Stephen Devereux presents the evidence on whether social and productive safety net programmes and policies are successfully reducing food and nutrition insecurity across the globe. In his presentation he will draw on the June 2012 report
Social protection for food security commissioned by the FAO’s Committee on World Food Security.
Entitlements and a rights-based approach
The report uses Amartya Sen’s entitlement approach as its analytical framework. Different social protection instruments are examined for their contribution to “production-based entitlements” (e.g. agricultural input subsidies), “labour-based entitlements” (public works programmes), “trade-based entitlements” (food price stabilisation, food subsidies) and “transfer-based entitlements” (school feeding, conditional and unconditional cash transfers).
Although the review is evidence-based, it is grounded in the right to adequate food and the right to social security. In his presentation Devereux argues that holistic systems of social protection are needed to ensure food security for all, and that social protection should be underpinned by
- a framework law to establish a social contract between governments and citizens or residents, and
- accountability mechanisms to make rights real and justiciable in social protection implementation.

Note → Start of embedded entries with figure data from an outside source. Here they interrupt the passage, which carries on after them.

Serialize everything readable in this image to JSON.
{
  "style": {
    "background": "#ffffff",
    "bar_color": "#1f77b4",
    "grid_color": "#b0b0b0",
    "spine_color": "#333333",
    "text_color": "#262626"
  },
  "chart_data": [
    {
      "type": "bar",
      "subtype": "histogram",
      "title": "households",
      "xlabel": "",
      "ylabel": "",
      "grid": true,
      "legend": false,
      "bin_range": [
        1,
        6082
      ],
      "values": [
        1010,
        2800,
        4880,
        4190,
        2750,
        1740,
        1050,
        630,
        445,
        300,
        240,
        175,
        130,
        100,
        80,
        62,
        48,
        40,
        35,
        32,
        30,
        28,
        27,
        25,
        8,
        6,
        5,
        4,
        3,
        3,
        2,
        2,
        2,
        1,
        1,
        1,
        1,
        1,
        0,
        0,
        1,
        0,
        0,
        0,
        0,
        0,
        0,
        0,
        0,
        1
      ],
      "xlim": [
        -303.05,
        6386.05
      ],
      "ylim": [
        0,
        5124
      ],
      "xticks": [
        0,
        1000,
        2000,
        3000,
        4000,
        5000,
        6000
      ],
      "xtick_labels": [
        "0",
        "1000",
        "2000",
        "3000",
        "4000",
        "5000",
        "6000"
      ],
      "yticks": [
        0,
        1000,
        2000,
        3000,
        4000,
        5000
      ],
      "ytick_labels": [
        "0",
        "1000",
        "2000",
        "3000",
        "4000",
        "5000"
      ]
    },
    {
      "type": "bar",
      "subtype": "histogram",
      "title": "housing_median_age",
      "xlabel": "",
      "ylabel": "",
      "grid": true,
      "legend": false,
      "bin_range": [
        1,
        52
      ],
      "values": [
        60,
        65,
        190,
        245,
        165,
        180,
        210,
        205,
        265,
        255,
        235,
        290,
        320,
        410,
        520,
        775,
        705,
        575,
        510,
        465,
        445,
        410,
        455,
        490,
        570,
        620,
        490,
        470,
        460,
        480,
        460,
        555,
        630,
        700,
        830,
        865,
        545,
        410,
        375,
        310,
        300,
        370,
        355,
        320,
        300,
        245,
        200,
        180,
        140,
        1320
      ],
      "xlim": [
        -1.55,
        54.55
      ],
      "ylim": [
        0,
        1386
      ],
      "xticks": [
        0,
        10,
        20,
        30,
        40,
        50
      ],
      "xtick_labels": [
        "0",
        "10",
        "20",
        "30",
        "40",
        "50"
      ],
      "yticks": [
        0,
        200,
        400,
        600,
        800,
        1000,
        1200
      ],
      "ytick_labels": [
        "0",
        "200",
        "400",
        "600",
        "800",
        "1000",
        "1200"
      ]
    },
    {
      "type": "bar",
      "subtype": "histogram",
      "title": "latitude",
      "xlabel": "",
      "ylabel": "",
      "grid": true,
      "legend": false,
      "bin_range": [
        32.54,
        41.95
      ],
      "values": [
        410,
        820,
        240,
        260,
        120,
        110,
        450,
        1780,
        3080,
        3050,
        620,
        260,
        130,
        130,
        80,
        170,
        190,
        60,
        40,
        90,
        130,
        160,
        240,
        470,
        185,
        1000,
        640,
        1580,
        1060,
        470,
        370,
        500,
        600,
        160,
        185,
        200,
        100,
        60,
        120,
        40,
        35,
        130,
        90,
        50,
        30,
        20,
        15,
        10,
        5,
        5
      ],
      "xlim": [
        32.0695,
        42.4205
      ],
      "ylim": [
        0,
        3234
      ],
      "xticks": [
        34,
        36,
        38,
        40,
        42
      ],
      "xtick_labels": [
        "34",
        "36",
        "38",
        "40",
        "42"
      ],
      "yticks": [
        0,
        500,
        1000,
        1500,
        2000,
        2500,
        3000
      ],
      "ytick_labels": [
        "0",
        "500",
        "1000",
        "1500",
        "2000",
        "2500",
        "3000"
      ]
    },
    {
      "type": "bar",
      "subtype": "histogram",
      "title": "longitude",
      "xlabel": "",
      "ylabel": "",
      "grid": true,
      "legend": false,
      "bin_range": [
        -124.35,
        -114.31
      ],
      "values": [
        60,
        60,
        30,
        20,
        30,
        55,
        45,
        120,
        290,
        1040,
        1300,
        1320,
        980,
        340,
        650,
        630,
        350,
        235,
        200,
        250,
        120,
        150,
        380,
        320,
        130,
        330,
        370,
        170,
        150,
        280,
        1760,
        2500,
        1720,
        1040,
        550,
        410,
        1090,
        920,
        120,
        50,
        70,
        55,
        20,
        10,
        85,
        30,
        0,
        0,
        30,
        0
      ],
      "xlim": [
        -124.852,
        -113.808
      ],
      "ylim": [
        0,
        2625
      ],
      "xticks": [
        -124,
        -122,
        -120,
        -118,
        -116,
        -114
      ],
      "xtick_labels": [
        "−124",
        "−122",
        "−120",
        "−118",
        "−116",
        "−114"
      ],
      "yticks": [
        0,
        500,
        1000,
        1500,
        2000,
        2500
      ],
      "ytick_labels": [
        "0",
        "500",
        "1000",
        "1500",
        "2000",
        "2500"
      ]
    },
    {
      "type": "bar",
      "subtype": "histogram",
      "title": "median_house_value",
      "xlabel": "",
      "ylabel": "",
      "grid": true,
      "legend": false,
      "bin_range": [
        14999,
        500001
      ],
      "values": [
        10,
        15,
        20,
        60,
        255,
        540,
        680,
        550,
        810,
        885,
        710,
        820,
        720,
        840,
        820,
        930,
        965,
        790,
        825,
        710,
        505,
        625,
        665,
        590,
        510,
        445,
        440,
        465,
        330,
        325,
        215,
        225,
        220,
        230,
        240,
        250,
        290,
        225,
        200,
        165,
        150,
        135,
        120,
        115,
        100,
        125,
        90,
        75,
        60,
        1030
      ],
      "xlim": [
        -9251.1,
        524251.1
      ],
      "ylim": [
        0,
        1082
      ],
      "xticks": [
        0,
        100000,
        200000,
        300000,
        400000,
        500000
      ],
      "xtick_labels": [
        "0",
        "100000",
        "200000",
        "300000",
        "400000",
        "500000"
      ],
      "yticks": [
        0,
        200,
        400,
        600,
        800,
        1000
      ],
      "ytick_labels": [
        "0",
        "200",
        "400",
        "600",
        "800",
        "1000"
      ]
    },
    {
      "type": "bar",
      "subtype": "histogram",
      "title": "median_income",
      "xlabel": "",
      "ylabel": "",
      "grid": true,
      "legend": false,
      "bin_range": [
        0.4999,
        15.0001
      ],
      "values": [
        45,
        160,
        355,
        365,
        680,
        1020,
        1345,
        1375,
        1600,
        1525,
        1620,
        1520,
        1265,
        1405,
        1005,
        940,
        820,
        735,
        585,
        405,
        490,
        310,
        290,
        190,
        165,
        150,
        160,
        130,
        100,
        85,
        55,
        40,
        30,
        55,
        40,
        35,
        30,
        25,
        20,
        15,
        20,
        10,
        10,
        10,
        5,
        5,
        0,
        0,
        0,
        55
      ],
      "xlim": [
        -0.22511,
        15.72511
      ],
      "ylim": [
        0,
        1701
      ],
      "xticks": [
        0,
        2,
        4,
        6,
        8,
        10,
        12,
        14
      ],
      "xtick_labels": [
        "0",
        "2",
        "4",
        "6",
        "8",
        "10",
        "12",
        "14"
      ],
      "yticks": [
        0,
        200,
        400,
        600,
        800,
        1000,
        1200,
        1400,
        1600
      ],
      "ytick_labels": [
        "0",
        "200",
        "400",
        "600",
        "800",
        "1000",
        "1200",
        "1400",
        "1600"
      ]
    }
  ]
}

He also endorses the rights-based social protection floor, but argues that it should be extended or complemented by a ‘food security floor’, to give greater and more explicit prominence to the right to food.
Stephen Devereux is a Research Fellow at the Institute of Development Studies, University of Sussex, UK, where he is affiliated with the Centre for Social Protection. He works mainly on social protection and food security in Africa. He was Team Leader for the High-Level Panel of Experts’ report on
Social protection for food security commissioned by the FAO’s Committee on World Food Security.